Kruger National Park: Day 4 – Part 2 (22-Nov)

We were extremely lucky this afternoon to have JP, Sam & the landy all to ourselves. Before we even got in the landy we saw a warthog with 4 little babies running around on the front lawn of the lodge. Like the deer, this mama figured out that the lodge was a safe place to keep her young.

JP is super knowledgable about all the birds in the bush. I’m sure if you’re doing this all the time you learn but I’ve been quite impressed with his knowledge. He knows every bird we’ve seen (a couple that we only saw for a few seconds & he said it could be one of two things) & all the calls. The frogs & toads too. We’ll hear different frogs or toads & he’ll know what it is. He also carries a book so he can pull it out & show us a picture if we were unable to see it.

Like I said earlier we were extremely lucky to have the drive to ourselves. JP asked us if we would want to do some tracking on foot if there was an opportunity. Obviously we were both in. Soon enough the opportunity arose. Sam spotted 4 rinos, that started to run away as soon as they heard the landy. This was our opportunity to get out & track – I honestly didn’t think that we’d be tracking rinos on this trip. JP gave us a quick rundown of what to do/not do when we were tracking & how to walk to make the least amount of noise. We followed JP but Sam was giving him direction on which way to walk based on the wind. Rinos can’t see very well but have a great sense of hearing & smell. JP carries around a small container of baby powder that he uses to test the direction of the wind.

So we were off on a rino hunt. We were walking with our backs to the sun so if the rinos did look up towards us they would be looking into the sun & most likely not be able to see us. JP led us to our first stakeout, where we stopped to look & listen. JP & Sam were able to locate where the rinos were based on the sound they were making eating their food – pretty much the smacking of their lips. Very hard for untrained ears to pick up on this. After walking for a bit we found a good spot right near a clearing to stop & wait. JP was pretty sure the rinos were going to walk into this clearing…and they did. We got to watch them for a few minutes before they moved on.

JP & Sam restrategized & made a plan to hopefully catch them at another nearby clearing. This time we were sitting & waiting for them…and they came. We were actually a bit too close/visible so Sam was snapping his fingers at us to get better cover behind a bush. Unfortunately I don’t have any pictures (we didn’t want the camera shutter to alert them) but Pete did take some videos (like I said before I’m going to attempt to make a video of all our clips). The winds were swirling at that point & the it seemed the rinos kept getting a whiff of us – they kept looking up. And finally became weary enough to run away.

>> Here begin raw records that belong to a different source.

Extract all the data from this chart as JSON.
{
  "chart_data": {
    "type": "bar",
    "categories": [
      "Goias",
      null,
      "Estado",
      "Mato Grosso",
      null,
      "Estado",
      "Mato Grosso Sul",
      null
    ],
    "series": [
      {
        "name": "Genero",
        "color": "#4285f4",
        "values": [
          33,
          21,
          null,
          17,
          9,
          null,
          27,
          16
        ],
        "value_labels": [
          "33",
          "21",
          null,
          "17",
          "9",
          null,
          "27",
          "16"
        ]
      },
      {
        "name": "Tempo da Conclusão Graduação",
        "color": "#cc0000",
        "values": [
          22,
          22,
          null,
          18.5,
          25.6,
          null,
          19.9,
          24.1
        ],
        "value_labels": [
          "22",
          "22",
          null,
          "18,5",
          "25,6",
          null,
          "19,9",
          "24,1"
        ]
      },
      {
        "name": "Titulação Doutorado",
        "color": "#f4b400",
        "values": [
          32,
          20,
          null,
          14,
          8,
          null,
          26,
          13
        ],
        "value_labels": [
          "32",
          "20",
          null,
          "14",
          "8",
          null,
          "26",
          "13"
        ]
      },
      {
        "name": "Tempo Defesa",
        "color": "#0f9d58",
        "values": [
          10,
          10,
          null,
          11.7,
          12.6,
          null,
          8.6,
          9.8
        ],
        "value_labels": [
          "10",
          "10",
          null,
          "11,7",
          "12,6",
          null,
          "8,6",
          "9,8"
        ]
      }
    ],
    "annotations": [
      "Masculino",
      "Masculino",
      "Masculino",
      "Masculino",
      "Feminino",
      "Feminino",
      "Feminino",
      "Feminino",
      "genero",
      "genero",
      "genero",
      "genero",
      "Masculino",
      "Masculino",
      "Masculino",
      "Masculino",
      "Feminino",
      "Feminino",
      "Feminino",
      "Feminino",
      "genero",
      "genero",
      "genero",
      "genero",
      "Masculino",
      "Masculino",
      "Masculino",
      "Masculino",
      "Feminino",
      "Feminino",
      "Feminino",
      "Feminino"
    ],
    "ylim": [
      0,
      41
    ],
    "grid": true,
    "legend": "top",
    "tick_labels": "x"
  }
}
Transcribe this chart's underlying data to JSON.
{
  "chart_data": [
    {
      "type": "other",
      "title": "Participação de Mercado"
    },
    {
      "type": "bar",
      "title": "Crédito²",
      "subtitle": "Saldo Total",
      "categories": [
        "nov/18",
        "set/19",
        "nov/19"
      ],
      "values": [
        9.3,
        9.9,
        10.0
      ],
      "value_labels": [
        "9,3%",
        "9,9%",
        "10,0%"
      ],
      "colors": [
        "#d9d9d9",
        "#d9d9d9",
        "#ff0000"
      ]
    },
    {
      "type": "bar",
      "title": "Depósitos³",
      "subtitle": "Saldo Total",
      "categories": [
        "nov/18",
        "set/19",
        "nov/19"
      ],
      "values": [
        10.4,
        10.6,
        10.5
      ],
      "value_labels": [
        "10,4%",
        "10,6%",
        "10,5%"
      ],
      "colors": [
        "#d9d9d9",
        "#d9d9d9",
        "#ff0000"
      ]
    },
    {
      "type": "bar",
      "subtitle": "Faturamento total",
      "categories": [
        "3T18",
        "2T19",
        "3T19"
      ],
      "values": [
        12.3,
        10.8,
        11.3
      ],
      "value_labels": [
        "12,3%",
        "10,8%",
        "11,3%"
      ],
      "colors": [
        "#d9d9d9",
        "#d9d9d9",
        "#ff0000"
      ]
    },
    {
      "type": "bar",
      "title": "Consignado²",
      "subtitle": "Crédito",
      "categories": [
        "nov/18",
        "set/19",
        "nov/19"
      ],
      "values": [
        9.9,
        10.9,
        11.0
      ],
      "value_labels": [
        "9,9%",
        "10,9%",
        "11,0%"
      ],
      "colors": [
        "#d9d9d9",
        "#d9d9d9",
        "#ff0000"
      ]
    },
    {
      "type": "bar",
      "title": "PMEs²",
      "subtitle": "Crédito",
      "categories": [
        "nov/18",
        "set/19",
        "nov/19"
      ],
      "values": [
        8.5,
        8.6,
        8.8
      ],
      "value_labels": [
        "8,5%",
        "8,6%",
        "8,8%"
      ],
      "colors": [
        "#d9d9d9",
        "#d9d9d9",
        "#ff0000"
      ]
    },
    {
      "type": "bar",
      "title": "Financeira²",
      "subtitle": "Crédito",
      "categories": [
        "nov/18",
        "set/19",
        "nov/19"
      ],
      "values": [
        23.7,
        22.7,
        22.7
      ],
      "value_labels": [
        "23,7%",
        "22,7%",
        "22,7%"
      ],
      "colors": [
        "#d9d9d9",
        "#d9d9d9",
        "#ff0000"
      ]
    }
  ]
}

Rinos will run if sense something is up, whereas elephants & buffalo will try to check things out.

We walked out & back to the landy. Pete & I kept saying what an amazing experience it was. And it really was – very hard to top!

The day just kept getting better! After the amazing rino tracking experience we came across a bunch of zebra – they aren’t as populous as the impala but there is a lot of them. Then we found the brother lions we had seen on our first day. If you look at the previous pictures, you can see how full their bellies are compared to earlier in the week. These guys must have had a feast!! A full grown lion can eat 70lbs of meat in a single sitting. Well what they do is make a kill, rip it open & eat all the organs first – going for all the protein first & fast. Then they eat until they are full. Rest a hour or two & go back for more until whatever they are eating is gone. In lion packs the females will usually do the hunting (obviously not for these two) because they are quicker. And yes they do let the males eat first once they have made the kill. Well not really let, they know that the males will bat/paw them away if they try to eat first.


JP joined us for our last dinner It was nice to chat JP. He’s been a ranger with the company that owns the reserve for 9 years (on 3 different properties) & will soon be retiring. We were lucky to have had him. Again, dinner was amazing – ALL the food on the reserve was amazing! As was the service. Everyone aims to please all the time!!